San Francisco — IBM Corp. is bolstering its hybrid cloud offerings and making its AI crown jewel available on any cloud environment.
This means businesses can deploy Watson Assistant and Watson OpenScale, for example, and run it on premises, or on any private, public or hybrid cloud environment.
IBM is aggressively pushing to get its AI into the hands of enterprise customers, which consider AI as important part of their future, but have no idea how to get it. Large organizations are storing data across all kinds of cloud environments, so they need this level of freedom, said Rob Thomas, general manager for IBM data and AI.
“Businesses have largely been limited to experimenting with AI in siloes due to the limitations caused by cloud provider lock-in of their data,” said Rob Thomas, general manager for IBM data and AI. “By breaking open that siloed infrastructure we can help businesses accelerate their transformation through AI.”
Gartner says 81 per cent of enterprises don’t understand what data is required for AI, or how to access it. But according to an MIT Sloan report, 83 per cent of large organizations agree that implementing AI across the enterprise is a “strategic opportunity.”
It remains to be seen if large enterprises end up running Watson-based AI workloads on AWS, Microsoft and Google cloud platforms, all of of which have a greater cloud market share over IBM, in addition to their own AI-based offerings.
New hybrid cloud tools
IBM also launched new hybrid cloud tools and services to help enterprises navigate the complexities around cloud.
It unveiled its IBM Cloud Integration Platform, a new platform meant to help speed up the launch of new services and applications across multiple cloud environments. IBM says it connects with services and applications from any vendor to create integration tools, cutting the time and cost of integration by 33 per cent, while allowing businesses to stay within their requirements for security and compliance.
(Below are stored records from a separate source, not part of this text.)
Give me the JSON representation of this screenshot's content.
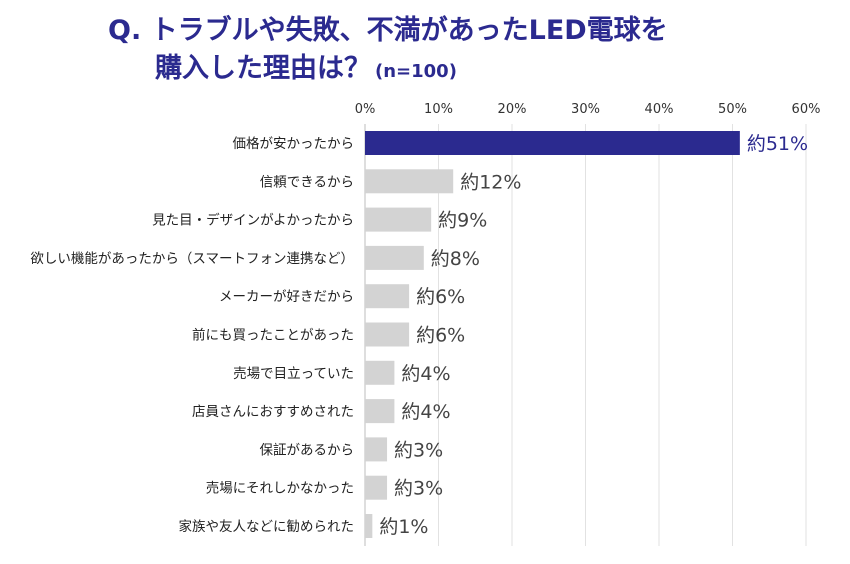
{
  "title": {
    "line1": "Q. トラブルや失敗、不満があったLED電球を",
    "line2": "購入した理由は？",
    "n": "(n=100)"
  },
  "colors": {
    "highlight": "#2b2a8f",
    "bar": "#d3d3d3",
    "grid": "#e2e2e2"
  },
  "chart_data": {
    "type": "bar",
    "orientation": "horizontal",
    "categories": [
      "価格が安かったから",
      "信頼できるから",
      "見た目・デザインがよかったから",
      "欲しい機能があったから（スマートフォン連携など）",
      "メーカーが好きだから",
      "前にも買ったことがあった",
      "売場で目立っていた",
      "店員さんにおすすめされた",
      "保証があるから",
      "売場にそれしかなかった",
      "家族や友人などに勧められた"
    ],
    "values": [
      51,
      12,
      9,
      8,
      6,
      6,
      4,
      4,
      3,
      3,
      1
    ],
    "value_labels": [
      "約51%",
      "約12%",
      "約9%",
      "約8%",
      "約6%",
      "約6%",
      "約4%",
      "約4%",
      "約3%",
      "約3%",
      "約1%"
    ],
    "xticks": [
      "0%",
      "10%",
      "20%",
      "30%",
      "40%",
      "50%",
      "60%"
    ],
    "xlim": [
      0,
      60
    ],
    "grid": true,
    "highlight_index": 0
  }
}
IBM is also introducing IBM Services for Multicloud Management, building off of a recent partnership expansion with ServiceNow. It will integrate with ServiceNow Portal to configure and buy any cloud services from multiple cloud providers and offer data centre performance cloud health, container and AI ops management.
In addition to allowing its AI crown jewel to flow through any cloud environment, IBM is betting big that the hybrid cloud model isn’t going away. Sangita Singh, general manager for IBM’s cloud consulting services – the former Infosys executive vice-president and head of its healthcare and life sciences business is a relatively new addition to the IBM team, joining eight months ago – said hybrid cloud will be far more embedded in organizations years than it is today.
IBM CEO Ginni Rometty seems to think so too, suggesting the hybrid cloud market is a trillion dollar industry, and that IBM plans to be the go-to vendor in that space.